If you decide you want to proceed—that is, if you give your informed consent—you’ll likely undergo some type of screening process to ensure you meet the trial’s criteria. It may involve additional testing—scans, biopsies, blood tests—as well as an examination of your medical records. “Sometimes we start doing these evaluations and something comes out that renders the patient ineligible,” Sonpavde says. For example, the genetic makeup of your cancer may ultimately not fit the study guidelines, or you may be taking medications that would interfere with the treatment. But if screening goes well, you will likely begin the study soon—usually within one to three weeks.
It’s important to highlight that, in many clinical trials, some people do not get the new drug or novel treatment. In other words, they’re part of a “control” group that will help the study team assess whether the new intervention provides a benefit. “Generally, the trial will be comparing the new treatment to the standard-of-care treatment,” Sonpavde explains. In other words, even if you don’t get the new treatment, you’ll generally be no worse off than if you hadn’t enrolled.
Another benefit of participating in clinical research is that in some cases—whether you’re getting the new intervention or the control intervention—the cost of your treatment will be covered by the trial. Outside of a clinical-trial setting, some cutting-edge drugs would cost thousands of dollars—or they may not be accessible at all.
On the other hand, clinical trials usually will not cover the cost of lodging or transportation for those who participate. This can be a major barrier for those who don’t live in cities or near research institutions. Also, participants are typically not compensated.
What’s happening now
Almost every facet of bladder cancer is now the focus of clinical research. But several areas are the subject of particularly intense interest.
Boorjian says novel treatments for non-muscle-invasive bladder cancer are one of the most active areas of research. He recently led a trial that looked at something called adenoviral vector therapy. “This involves instilling the novel medication into the bladder to stimulate the immune system to attack the bladder cancer,” he says. His trial found promising results, and his group is now recruiting participants for some related trials. Meanwhile, Boorjian says a lot of current research is looking at new and improved ways to deliver effective treatments. For example, some trials are examining time-released delivery mechanisms for drugs, which may offer advantages over standard intravenous injections. “We’re looking at better ways to administer medications to minimize the risk of toxicity,” he says.

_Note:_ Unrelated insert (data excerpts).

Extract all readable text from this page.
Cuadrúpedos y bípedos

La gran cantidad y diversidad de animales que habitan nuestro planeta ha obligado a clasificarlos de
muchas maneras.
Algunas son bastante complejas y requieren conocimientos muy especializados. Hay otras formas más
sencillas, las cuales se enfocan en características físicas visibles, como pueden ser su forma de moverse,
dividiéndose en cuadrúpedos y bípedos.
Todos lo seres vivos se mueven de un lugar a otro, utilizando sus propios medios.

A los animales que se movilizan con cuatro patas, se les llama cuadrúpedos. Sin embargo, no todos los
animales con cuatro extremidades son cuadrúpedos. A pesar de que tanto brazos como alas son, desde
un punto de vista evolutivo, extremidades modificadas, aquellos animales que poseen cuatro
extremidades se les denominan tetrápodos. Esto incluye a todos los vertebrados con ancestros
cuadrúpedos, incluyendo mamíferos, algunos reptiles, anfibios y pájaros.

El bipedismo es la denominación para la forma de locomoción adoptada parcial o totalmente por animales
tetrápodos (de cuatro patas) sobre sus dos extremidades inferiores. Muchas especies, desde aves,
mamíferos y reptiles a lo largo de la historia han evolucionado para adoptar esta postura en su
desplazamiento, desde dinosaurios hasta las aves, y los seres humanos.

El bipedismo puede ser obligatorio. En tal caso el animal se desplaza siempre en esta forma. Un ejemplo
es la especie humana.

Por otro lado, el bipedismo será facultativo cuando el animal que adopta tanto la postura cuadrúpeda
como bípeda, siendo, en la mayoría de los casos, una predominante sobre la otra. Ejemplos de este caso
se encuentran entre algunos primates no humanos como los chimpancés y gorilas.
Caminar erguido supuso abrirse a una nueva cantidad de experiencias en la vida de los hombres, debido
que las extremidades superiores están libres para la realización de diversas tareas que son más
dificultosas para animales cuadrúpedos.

Another hot area of bladder cancer research is focusing on personalized therapies for metastatic cancers. These precision medicines can be directed at specific targets identified on tumors. Boorjian mentions some new classes of therapies that are designed to target specific genetic mutations within a person’s cancer cells. “We’re starting to target therapies to those tumors, and this is another move-the-field-forward change,” he says.
Changing the story
The National Cancer Institute estimates that this year alone, more than 80,000 people will be newly diagnosed with bladder cancer. More than 17,000 people with bladder cancer right now will not live to see 2023. Improving these figures will depend on clinical trials and the people who participate in them.
“The only way we make further advances is for patients to take part in this work,” Sonpavde says. Again, not everyone will be a good fit, and participating in a trial may present some risks. But you lose very little—and stand to gain a lot—by exploring your options with your care team.